Keep ingestion and data close to the existing S3 corpus while placing models behind a provider-neutral gateway.

```mermaid
graph TB
  Web["Next.js / React web"] --> CDN["CDN + WAF"]
  CDN --> API["API Gateway / RAG API"]
  API --> Auth["University SSO / JWT"]
  API --> Runtime["Agent runtime · containers or serverless"]
  Runtime --> Models["Model gateway"]
  Runtime --> Cache[("Redis response + retrieval cache")]
  Runtime --> OpenSearch[("OpenSearch hybrid index")]
  Runtime --> Neptune[("Neptune / Neo4j graph")]
  Runtime --> Postgres[("Aurora PostgreSQL metadata")]
  Runtime --> S3[("S3 source of truth")]
  S3 --> Pipeline["Step Functions ingestion"]
  Pipeline --> OpenSearch
  Pipeline --> Neptune
  Pipeline --> Postgres
  Runtime --> Observe["Traces, evals, cost, audit logs"]
```

### Launch recommendation

- **Search:** OpenSearch for filtered BM25 and vector search.
- **Metadata:** Aurora PostgreSQL.
- **Graph:** Neptune or Neo4j, selected after a short query and operations spike.
- **Runtime:** ECS/Fargate for streaming and predictable dependencies; Lambda for bursty ingestion steps.
- **Workflow:** Step Functions, queues and dead-letter handling for durable ingestion.
- **Model gateway:** Bedrock or a provider-neutral proxy that supports task-based routing and model version tracking.

## 11. Delivery roadmap

### Phase 1 — Corpus foundation, weeks 1–3

Define canonical IDs, S3 conventions, parser benchmarks, metadata catalog and ACLs for three pilot courses. Exit when page and metadata accuracy reach at least 95%.

### Phase 2 — Citation-first RAG, weeks 4–6

Implement hybrid retrieval, reranking, evidence packs, tutor responses, feedback and offline evaluation. Exit when citation precision reaches at least 95% on the pilot benchmark.

### Phase 3 — Exam intelligence, weeks 7–10

Add question extraction, family clustering, the academic knowledge graph, recurrence scoring and explanation UI. Exit when faculty reviewers approve the analytics methodology and sampled outputs.
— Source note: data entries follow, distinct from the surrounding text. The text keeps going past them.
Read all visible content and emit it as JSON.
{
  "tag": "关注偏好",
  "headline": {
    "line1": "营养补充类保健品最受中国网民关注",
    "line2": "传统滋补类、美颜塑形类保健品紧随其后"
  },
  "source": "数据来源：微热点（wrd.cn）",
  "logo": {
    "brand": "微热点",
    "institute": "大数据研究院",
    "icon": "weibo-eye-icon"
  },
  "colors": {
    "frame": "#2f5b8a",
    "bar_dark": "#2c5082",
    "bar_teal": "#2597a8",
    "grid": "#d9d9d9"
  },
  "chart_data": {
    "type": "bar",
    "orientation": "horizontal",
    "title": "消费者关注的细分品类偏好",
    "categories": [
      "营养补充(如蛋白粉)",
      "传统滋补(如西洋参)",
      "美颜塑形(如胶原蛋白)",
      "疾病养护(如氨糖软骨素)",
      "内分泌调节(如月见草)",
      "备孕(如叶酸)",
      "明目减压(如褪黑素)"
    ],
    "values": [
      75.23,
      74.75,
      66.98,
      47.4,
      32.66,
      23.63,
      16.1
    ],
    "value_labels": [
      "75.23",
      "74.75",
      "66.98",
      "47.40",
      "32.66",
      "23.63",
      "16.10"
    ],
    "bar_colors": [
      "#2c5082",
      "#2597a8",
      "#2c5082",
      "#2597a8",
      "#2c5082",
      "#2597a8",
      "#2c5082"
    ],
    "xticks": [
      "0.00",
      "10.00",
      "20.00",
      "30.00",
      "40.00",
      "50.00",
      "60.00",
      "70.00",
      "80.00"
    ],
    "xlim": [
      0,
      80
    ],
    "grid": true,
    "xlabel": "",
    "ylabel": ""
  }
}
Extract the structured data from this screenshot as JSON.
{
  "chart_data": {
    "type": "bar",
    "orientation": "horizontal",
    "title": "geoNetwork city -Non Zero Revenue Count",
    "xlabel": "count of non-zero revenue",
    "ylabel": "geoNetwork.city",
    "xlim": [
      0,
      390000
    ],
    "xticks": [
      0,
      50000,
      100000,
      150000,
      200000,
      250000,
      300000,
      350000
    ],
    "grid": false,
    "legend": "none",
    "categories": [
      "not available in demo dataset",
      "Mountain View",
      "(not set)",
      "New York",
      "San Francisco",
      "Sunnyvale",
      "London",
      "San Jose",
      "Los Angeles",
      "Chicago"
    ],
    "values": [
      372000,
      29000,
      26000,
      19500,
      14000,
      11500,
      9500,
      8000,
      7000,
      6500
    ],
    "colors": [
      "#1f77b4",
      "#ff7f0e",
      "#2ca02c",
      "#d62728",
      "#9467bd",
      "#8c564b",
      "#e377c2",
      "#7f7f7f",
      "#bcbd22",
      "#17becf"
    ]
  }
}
### Phase 4 — Production hardening, weeks 11–14

Complete red-team tests, observability, caching, cost routing, load testing and staged course rollout. Exit with SLOs, security review and an operational runbook.

## North-star answer contract

> Here are the topics most strongly represented in the last four papers, why they rank highly, and the exact pages and questions that support the recommendation.

Every production answer should be scoped, grounded, explainable and measurable.